A l’origine, une invitation : Erez Pery (cf [notre entretien]), directeur artistique du Festival des cinémas du Sud, organisé chaque année à la cinémathèque de Sderot (Israël) par le département cinéma et télévision du Sappir College (8000 étudiants) où il enseigne, avait remarqué Une affaire de nègres et fait venir en 2009 Osvalde Lewat avec son film. C’est sur cette école de cinéma hors-norme, la School of Sound and Screen Arts, que se penche le film : située à 2 km de la frontière de Gaza, près de Sderot où tombent parfois des roquettes, étudiants israéliens et palestiniens s’y côtoient à la faveur d’un enseignement qui prend en compte les tensions à l’uvre et tente de situer le cinéma comme une arme possible pour sortir de la pensée unique.
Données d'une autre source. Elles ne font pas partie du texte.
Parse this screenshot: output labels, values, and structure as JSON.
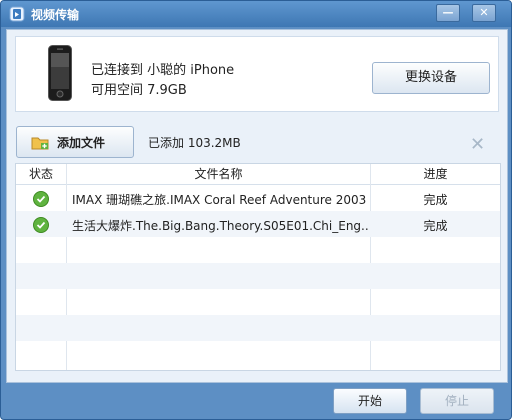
{
  "window": {
    "title": "视频传输",
    "minimize_label": "—",
    "close_label": "✕"
  },
  "device": {
    "name": "已连接到 小聪的 iPhone",
    "space": "可用空间 7.9GB",
    "change_button": "更换设备"
  },
  "toolbar": {
    "add_button": "添加文件",
    "added_text": "已添加 103.2MB",
    "clear_icon": "✕"
  },
  "table": {
    "headers": {
      "status": "状态",
      "name": "文件名称",
      "progress": "进度"
    },
    "rows": [
      {
        "status_icon": "check-circle-icon",
        "name": "IMAX 珊瑚礁之旅.IMAX Coral Reef Adventure 2003 ...",
        "progress": "完成"
      },
      {
        "status_icon": "check-circle-icon",
        "name": "生活大爆炸.The.Big.Bang.Theory.S05E01.Chi_Eng....",
        "progress": "完成"
      }
    ]
  },
  "footer": {
    "start_button": "开始",
    "stop_button": "停止"
  },
  "colors": {
    "titlebar": "#3e77b3",
    "accent": "#5fb33f"
  }
}
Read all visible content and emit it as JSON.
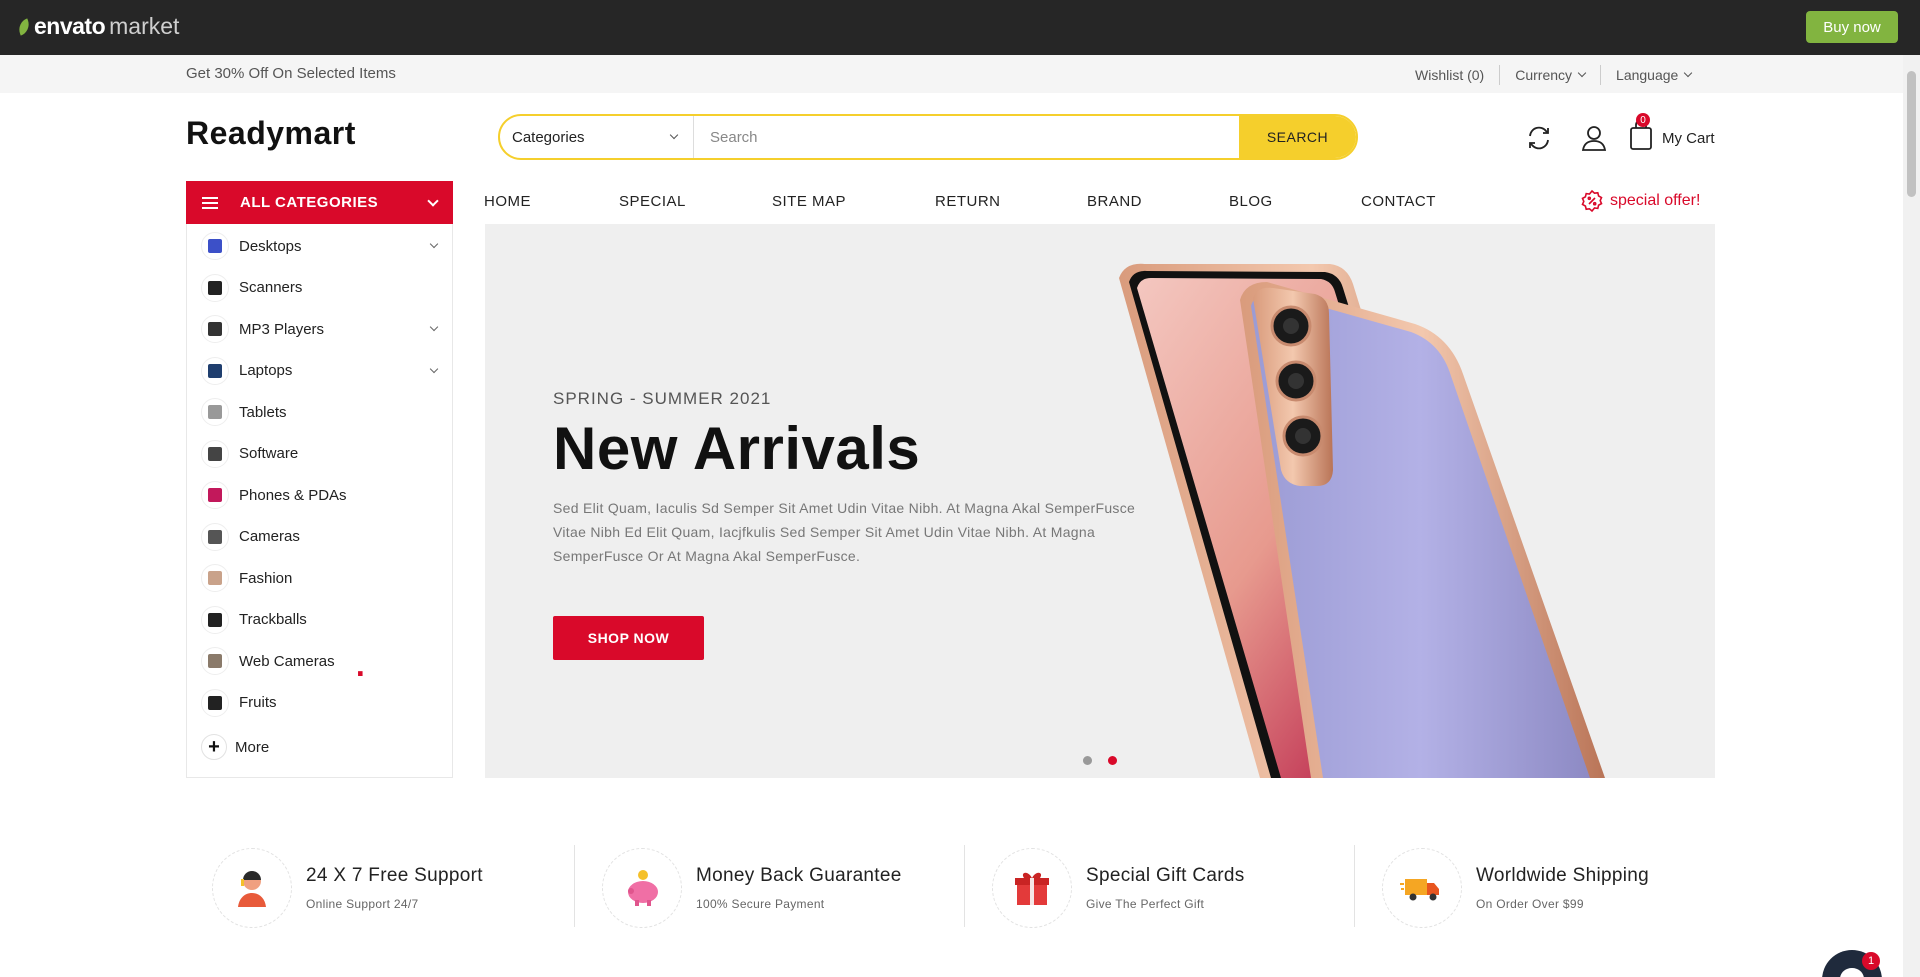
{
  "envato": {
    "logo_brand": "envato",
    "logo_market": "market",
    "buy_now": "Buy now",
    "accent": "#82b440"
  },
  "topbar": {
    "promo": "Get 30% Off On Selected Items",
    "wishlist": "Wishlist (0)",
    "currency": "Currency",
    "language": "Language"
  },
  "header": {
    "logo": "Readymart",
    "logo_dot": ".",
    "category_select": "Categories",
    "search_placeholder": "Search",
    "search_button": "SEARCH",
    "cart_label": "My Cart",
    "cart_count": "0",
    "accent": "#d9092a",
    "search_accent": "#f5cf2c"
  },
  "sidebar": {
    "title": "ALL CATEGORIES",
    "items": [
      {
        "label": "Desktops",
        "has_children": true
      },
      {
        "label": "Scanners",
        "has_children": false
      },
      {
        "label": "MP3 Players",
        "has_children": true
      },
      {
        "label": "Laptops",
        "has_children": true
      },
      {
        "label": "Tablets",
        "has_children": false
      },
      {
        "label": "Software",
        "has_children": false
      },
      {
        "label": "Phones & PDAs",
        "has_children": false
      },
      {
        "label": "Cameras",
        "has_children": false
      },
      {
        "label": "Fashion",
        "has_children": false
      },
      {
        "label": "Trackballs",
        "has_children": false
      },
      {
        "label": "Web Cameras",
        "has_children": false
      },
      {
        "label": "Fruits",
        "has_children": false
      }
    ],
    "more": "More"
  },
  "nav": {
    "items": [
      "HOME",
      "SPECIAL",
      "SITE MAP",
      "RETURN",
      "BRAND",
      "BLOG",
      "CONTACT"
    ],
    "special_offer": "special offer!"
  },
  "hero": {
    "subtitle": "SPRING - SUMMER 2021",
    "title": "New Arrivals",
    "description": "Sed Elit Quam, Iaculis Sd Semper Sit Amet Udin Vitae Nibh. At Magna Akal SemperFusce Vitae Nibh Ed Elit Quam, Iacjfkulis Sed Semper Sit Amet Udin Vitae Nibh. At Magna SemperFusce Or At Magna Akal SemperFusce.",
    "button": "SHOP NOW",
    "slides": 2,
    "active_slide": 2
  },
  "features": [
    {
      "title": "24 X 7 Free Support",
      "subtitle": "Online Support 24/7",
      "icon": "support-agent-icon"
    },
    {
      "title": "Money Back Guarantee",
      "subtitle": "100% Secure Payment",
      "icon": "piggy-bank-icon"
    },
    {
      "title": "Special Gift Cards",
      "subtitle": "Give The Perfect Gift",
      "icon": "gift-icon"
    },
    {
      "title": "Worldwide Shipping",
      "subtitle": "On Order Over $99",
      "icon": "delivery-truck-icon"
    }
  ],
  "chat": {
    "unread": "1"
  }
}
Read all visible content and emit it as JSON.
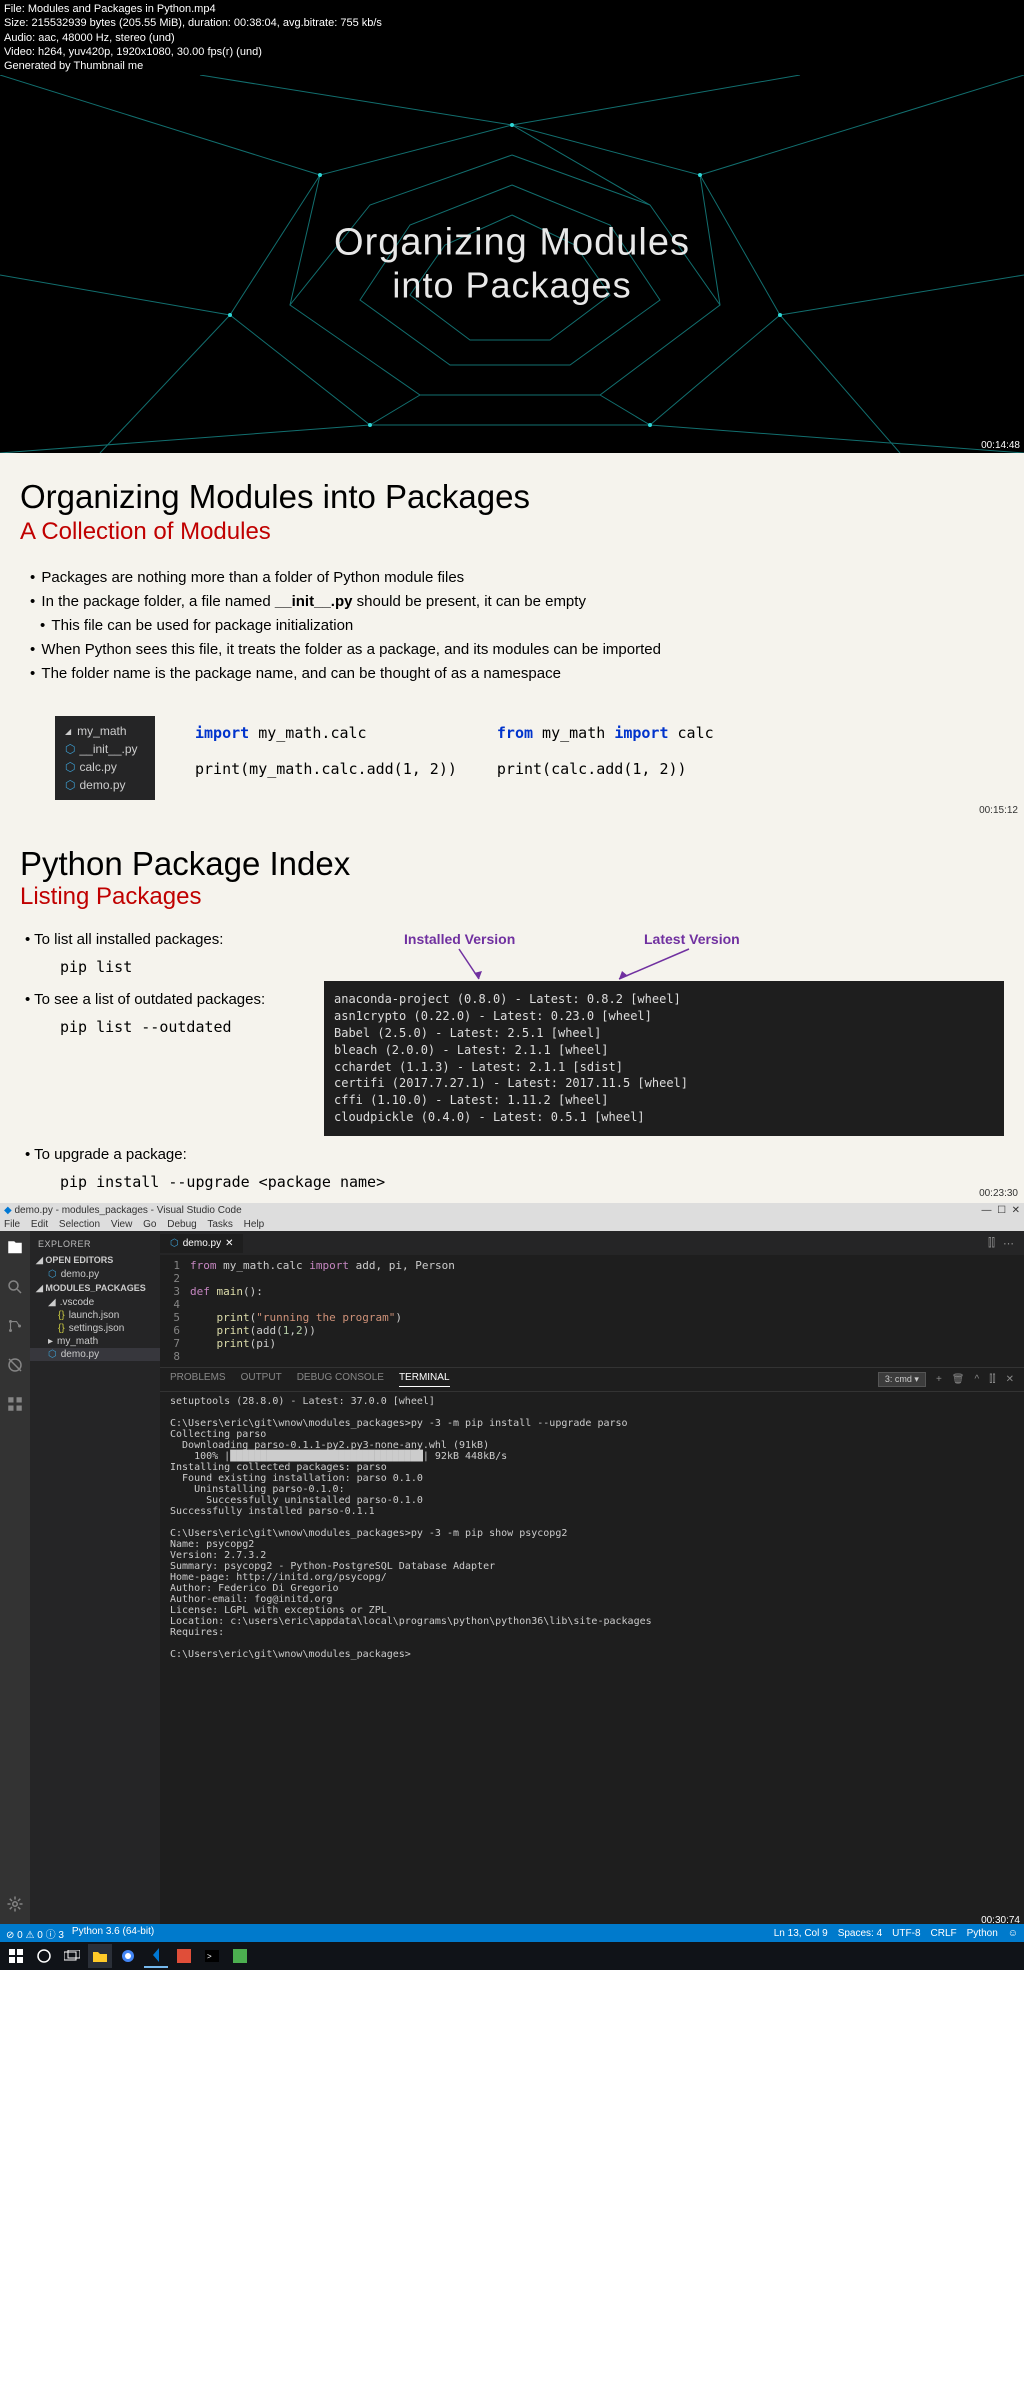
{
  "meta": {
    "file": "File: Modules and Packages in Python.mp4",
    "size": "Size: 215532939 bytes (205.55 MiB), duration: 00:38:04, avg.bitrate: 755 kb/s",
    "audio": "Audio: aac, 48000 Hz, stereo (und)",
    "video": "Video: h264, yuv420p, 1920x1080, 30.00 fps(r) (und)",
    "gen": "Generated by Thumbnail me"
  },
  "thumb": {
    "title1": "Organizing Modules",
    "title2": "into Packages",
    "ts": "00:14:48"
  },
  "slide1": {
    "title": "Organizing Modules into Packages",
    "subtitle": "A Collection of Modules",
    "b1": "Packages are nothing more than a folder of Python module files",
    "b2a": "In the package folder, a file named ",
    "b2b": "__init__.py",
    "b2c": " should be present, it can be empty",
    "b3": "This file can be used for package initialization",
    "b4": "When Python sees this file, it treats the folder as a package, and its modules can be imported",
    "b5": "The folder name is the package name, and can be thought of as a namespace",
    "tree": {
      "folder": "my_math",
      "f1": "__init__.py",
      "f2": "calc.py",
      "f3": "demo.py"
    },
    "code1a": "import",
    "code1b": " my_math.calc",
    "code1c": "print(my_math.calc.add(1, 2))",
    "code2a": "from",
    "code2b": " my_math ",
    "code2c": "import",
    "code2d": " calc",
    "code2e": "print(calc.add(1, 2))",
    "ts": "00:15:12"
  },
  "slide2": {
    "title": "Python Package Index",
    "subtitle": "Listing Packages",
    "t1": "To list all installed packages:",
    "c1": "pip list",
    "t2": "To see a list of outdated packages:",
    "c2": "pip list --outdated",
    "t3": "To upgrade a package:",
    "c3": "pip install --upgrade <package name>",
    "lbl1": "Installed Version",
    "lbl2": "Latest Version",
    "term": "anaconda-project (0.8.0) - Latest: 0.8.2 [wheel]\nasn1crypto (0.22.0) - Latest: 0.23.0 [wheel]\nBabel (2.5.0) - Latest: 2.5.1 [wheel]\nbleach (2.0.0) - Latest: 2.1.1 [wheel]\ncchardet (1.1.3) - Latest: 2.1.1 [sdist]\ncertifi (2017.7.27.1) - Latest: 2017.11.5 [wheel]\ncffi (1.10.0) - Latest: 1.11.2 [wheel]\ncloudpickle (0.4.0) - Latest: 0.5.1 [wheel]",
    "ts": "00:23:30"
  },
  "vscode": {
    "title": "demo.py - modules_packages - Visual Studio Code",
    "menu": [
      "File",
      "Edit",
      "Selection",
      "View",
      "Go",
      "Debug",
      "Tasks",
      "Help"
    ],
    "explorer": "EXPLORER",
    "open_editors": "OPEN EDITORS",
    "demo": "demo.py",
    "project": "MODULES_PACKAGES",
    "vscode_folder": ".vscode",
    "launch": "launch.json",
    "settings": "settings.json",
    "mymath": "my_math",
    "tab": "demo.py",
    "code": {
      "l1": {
        "kw": "from",
        "a": " my_math.calc ",
        "kw2": "import",
        "b": " add, pi, Person"
      },
      "l3": {
        "kw": "def",
        "fn": " main",
        "p": "():"
      },
      "l5": {
        "fn": "print",
        "s": "(\"running the program\")"
      },
      "l6": {
        "fn": "print",
        "p": "(add(",
        "n1": "1",
        "c": ",",
        "n2": "2",
        "e": "))"
      },
      "l7": {
        "fn": "print",
        "p": "(pi)"
      }
    },
    "panel_tabs": [
      "PROBLEMS",
      "OUTPUT",
      "DEBUG CONSOLE",
      "TERMINAL"
    ],
    "term_dropdown": "3: cmd",
    "terminal": "setuptools (28.8.0) - Latest: 37.0.0 [wheel]\n\nC:\\Users\\eric\\git\\wnow\\modules_packages>py -3 -m pip install --upgrade parso\nCollecting parso\n  Downloading parso-0.1.1-py2.py3-none-any.whl (91kB)\n    100% |████████████████████████████████| 92kB 448kB/s\nInstalling collected packages: parso\n  Found existing installation: parso 0.1.0\n    Uninstalling parso-0.1.0:\n      Successfully uninstalled parso-0.1.0\nSuccessfully installed parso-0.1.1\n\nC:\\Users\\eric\\git\\wnow\\modules_packages>py -3 -m pip show psycopg2\nName: psycopg2\nVersion: 2.7.3.2\nSummary: psycopg2 - Python-PostgreSQL Database Adapter\nHome-page: http://initd.org/psycopg/\nAuthor: Federico Di Gregorio\nAuthor-email: fog@initd.org\nLicense: LGPL with exceptions or ZPL\nLocation: c:\\users\\eric\\appdata\\local\\programs\\python\\python36\\lib\\site-packages\nRequires:\n\nC:\\Users\\eric\\git\\wnow\\modules_packages>",
    "status_left": [
      "⊘ 0 ⚠ 0 ⓘ 3",
      "Python 3.6 (64-bit)"
    ],
    "status_right": [
      "Ln 13, Col 9",
      "Spaces: 4",
      "UTF-8",
      "CRLF",
      "Python",
      "☺"
    ],
    "ts": "00:30:74"
  }
}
Le fondateur de l’école est Avner Faingulernt, dont le magnifique Men of the Edge (Hommes du bord, 2005) décrivait la progressive dégradation des rapports entre pêcheurs israéliens et palestiniens sous la pression des événements politiques. C’est ce qui sous-tend le film d’Osvalde Lewat et le rend passionnant, la question du vivre ensemble y étant posée comme une question de cinéma, c’est-à-dire la façon dont on rend compte du réel. Il fallait pour cela capter la parole, se centrer sur elle, assister aux cours d’Erez Pery où les débats vont bon train avec les élèves sur les films analysés. Erez recentre toujours sur les questions de cinéma : Comment filmer sans trahir ? Comment rendre compte du contexte ? Comment lutter contre les lavages de cerveaux ? Comment situer les symboliques ?
Les quelques respirations impressionnistes (fouille des sacs au check-point, abri anti-roquettes, incursions chez les habitants de Sderot) soutiennent la réflexion par leur contextualisation, tandis que quelques questions posées à Avner Faingulernt et Erez Pery précisent leur démarche. Ce sont des battants, sans illusions. Car la question centrale sera celle de la prise sur le monde de cette école qui en dérange plus d’un. C’est alors que le couperet du réel tranche durement les idéaux et que le film met en exergue les contradictions : tandis qu’une conversation entre étudiants, où l’alcool permet de se lâcher, rappelle combien les préjugés ont la peau dure et reproduisent une hiérarchie entre les étudiants, le commentaire indique que seuls 15 % des films produits au sein de l’école sortent du cinéma nombriliste ou commercial habituel.
Osvalde Lewat avait tourné des images mais prévoyait de revenir pour un tournage plus construit. Avec un sujet aussi délicat, les financements n’ont pas suivi : il a fallu faire avec l’existant. Cela se sent dans les voies ouvertes qui ne seront pas développées, comme cette féministe palestinienne qui a droit à un beau temps de parole mais ne sera plus là pour défendre son point de vue, son positionnement tant intellectuel qu’humain. On saute ainsi un peu d’une parole à l’autre, si bien que l’épaisseur humaine de ses précédents films est ici plus ténue. Surtout, un approfondissement aurait permis de dépasser la simple captation des débats pour fouiner dans les contradictions que masque l’apparent dialogue.
Mais il est clair que ce film, outre la rare expérience d’aller voir ailleurs comment se déclinent des thèmes parfaitement continentaux, belle occasion de les « dé-autochtoniser », a l’immense mérite de reposer lui aussi la question du rôle de l’art pour faire progresser le vivre ensemble. Il ne l’aborde pas dans l’autocongratulation enthousiaste des réalisations communes (style orchestre mixte qui monte un concert dans des conditions difficiles) mais dans la difficulté du terrain où les ombres sont plus sombres que ne voudraient le croire les âmes idéalistes. Dans la foulée du beau My Land de Nabil Ayouch, Sderot, last exit associe la douleur du constat et la vigueur de l’utopie, ces deux termes sans lesquels on ne peut envisager de documenter le réel.